Installed the Genoa version of this board, flashed to support Turin cpu and same code 94, so putting this down to Turin cpu, it’s always worked on Genoa. Mass frustration!
I doubt it, using an AMD tool and its been in 2 different boards now, this is some kind of bios nonsense for sure, code 94 is PCIe enumeration, Asrock Rack sell a GPU server with the Turin board and a backplane for the GPU they designed so it def works, I’ll wait until tomorrow for their support team
Its worth mentioning the MCIO numbering is out of order and cabled kind of flipped where mcio 4 goes in the first 0-7 lanes and mcio 3 goes in 8-15 so you end up cabling 4,3 then 6,5 then 8,7… assuming you are leaving the mcio config x16 in all the bios options.
I have run x4x4x4x4 for storage and x8x8 for NICs, and x4x4x8 in one weird case, simultaneously with the x16 GPUs.
Appreciate the pics etc, yup all done as I have done in the past with the genoa board inc the odd to even on ports. So Asrock gave me a new BIOS, it allowed it to post but over 4 GPU and in a world of hurt still. Genoa boards worked OOTB, Turin, nightmare,
Related but unfortunate: I grabbed a pair of 9015’s off the bench at work today on my way out the door (The i-know-they-work-fine kind, not the i-wonder-if-these-work kind)
I swapped out my 9334’s at home with these and can absolutely confirm same ram, same pcie/mcio setup, same cards, same bios, same same… Turin chips will get stuck at #94 on the ol error-o-meter without some kind of patch. I fiddled with the bios options for a half hour of beard scratching trying to figure out why they would do this. I attached a mellanox 100g nic and it was connected/detected just fine to MCIO 10. Soooooo… JANK!
Do you remember which BIOS version you had before when it was working? You can try downgrading the BIOS version back to what it was. Asrock is good at keeping old BIOS revisions available for just this kind of thing.
Were you using 5090’s before? I know @wendell mentioned there was a older VBIOS version that was preventing RTX Pro 6000’s from working correctly but I have no idea if this affects 5090’s too.
I have 10.12 and 10.20 laying around, I requested access to the 11.06 from the guy who shared another version on dropbox last time I needed to fiddle with the bios.
Both 10.12 and 10.20 have very similar behavior with video cards connected and a Turin chip in the sockets. With genoa chips both of these bios versions seem to work fine with the 5+ video cards I tested.

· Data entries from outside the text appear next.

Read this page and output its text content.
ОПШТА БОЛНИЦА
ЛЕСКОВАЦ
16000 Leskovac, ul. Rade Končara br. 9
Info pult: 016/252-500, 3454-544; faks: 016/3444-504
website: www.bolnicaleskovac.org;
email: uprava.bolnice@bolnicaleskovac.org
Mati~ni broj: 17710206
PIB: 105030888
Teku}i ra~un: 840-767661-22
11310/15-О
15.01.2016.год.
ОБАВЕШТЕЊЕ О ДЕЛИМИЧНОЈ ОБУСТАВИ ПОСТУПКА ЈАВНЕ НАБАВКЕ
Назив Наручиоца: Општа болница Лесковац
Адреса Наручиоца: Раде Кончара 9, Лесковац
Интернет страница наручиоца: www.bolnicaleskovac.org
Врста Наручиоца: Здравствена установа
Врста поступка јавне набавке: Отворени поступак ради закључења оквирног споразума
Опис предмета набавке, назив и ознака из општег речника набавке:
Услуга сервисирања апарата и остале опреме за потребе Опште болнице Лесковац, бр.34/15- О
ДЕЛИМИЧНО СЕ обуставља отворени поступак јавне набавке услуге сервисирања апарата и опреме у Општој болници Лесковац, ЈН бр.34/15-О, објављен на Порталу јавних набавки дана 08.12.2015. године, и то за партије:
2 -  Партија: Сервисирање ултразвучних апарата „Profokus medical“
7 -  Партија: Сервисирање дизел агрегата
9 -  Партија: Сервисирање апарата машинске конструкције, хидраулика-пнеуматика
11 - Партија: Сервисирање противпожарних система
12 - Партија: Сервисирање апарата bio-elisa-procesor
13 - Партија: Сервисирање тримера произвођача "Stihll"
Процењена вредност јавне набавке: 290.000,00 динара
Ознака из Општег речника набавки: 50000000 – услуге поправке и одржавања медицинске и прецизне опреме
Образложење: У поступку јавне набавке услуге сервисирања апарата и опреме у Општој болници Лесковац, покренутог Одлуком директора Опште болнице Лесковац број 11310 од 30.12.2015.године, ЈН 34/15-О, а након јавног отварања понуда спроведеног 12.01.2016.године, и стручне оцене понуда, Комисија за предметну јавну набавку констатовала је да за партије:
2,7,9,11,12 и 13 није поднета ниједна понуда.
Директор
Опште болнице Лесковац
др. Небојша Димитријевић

OK guys I appreciate all of this, I just cannot get past 4 x GPU (5090) on the Turin so gonna have to buy some Genoa today, I am asking Asrock though quite intensely, how they have a 8 GPU solution with Turin thats all working OOTB but if you buy the motherboard its impossible to get it to work…
Try turning off PCIE hot plug on all MCIO ports and see if that helps improve things at all.
I have managed to get from zero GPUs back to 2+mellanox nic over lunch today. Will have to keep adding ONE cable at a time and see what happens when I cross the numa boundary later lol
Turning off PCIE hot plug on all MCIO ports seems to have been the missing piece for my setup. Everything else (ram, cabling, gpus, nic, storage, os, etc.) is all identical to before the chip change.
Hopefully final reply unless something goes wildly wrong after rebooting.
POST with 5x 3090’s MCIOd to the turin2d24g with dual epyc 9015s.
The turin upgrade made model hot loading about 50% faster than the previous genoa 9334’s.
Feel free to send me any blackwell cards you want tested
Hi, I have just tried to assemble my server with the TURIN2D24G-2L+, 2x Epyc 9575F, 4x RTX 5090 and am hitting the same problem. Connecting any GPU to any MCIO port immediately results in POST failure with code 94.
I’ve tried everything:
Use a different GPU
Use a different device breakout
Use a different set of MCIO cables
Use a different set of ports on the motherboard
Flip the order of MCIO cables
Set link width to x8/x8 and connect only one MCIO cable
Reduce link max speed to Gen4
Disable PCIe Hotplug for all ports
Disable Resizable Bar
Disable SATA and CXL
And yet, absolutely nothing works.
I haven’t found any evidence that BIOS version 11.06 exists. Mine is version 10.14 and there is no other version listed on the site. Where did you get it?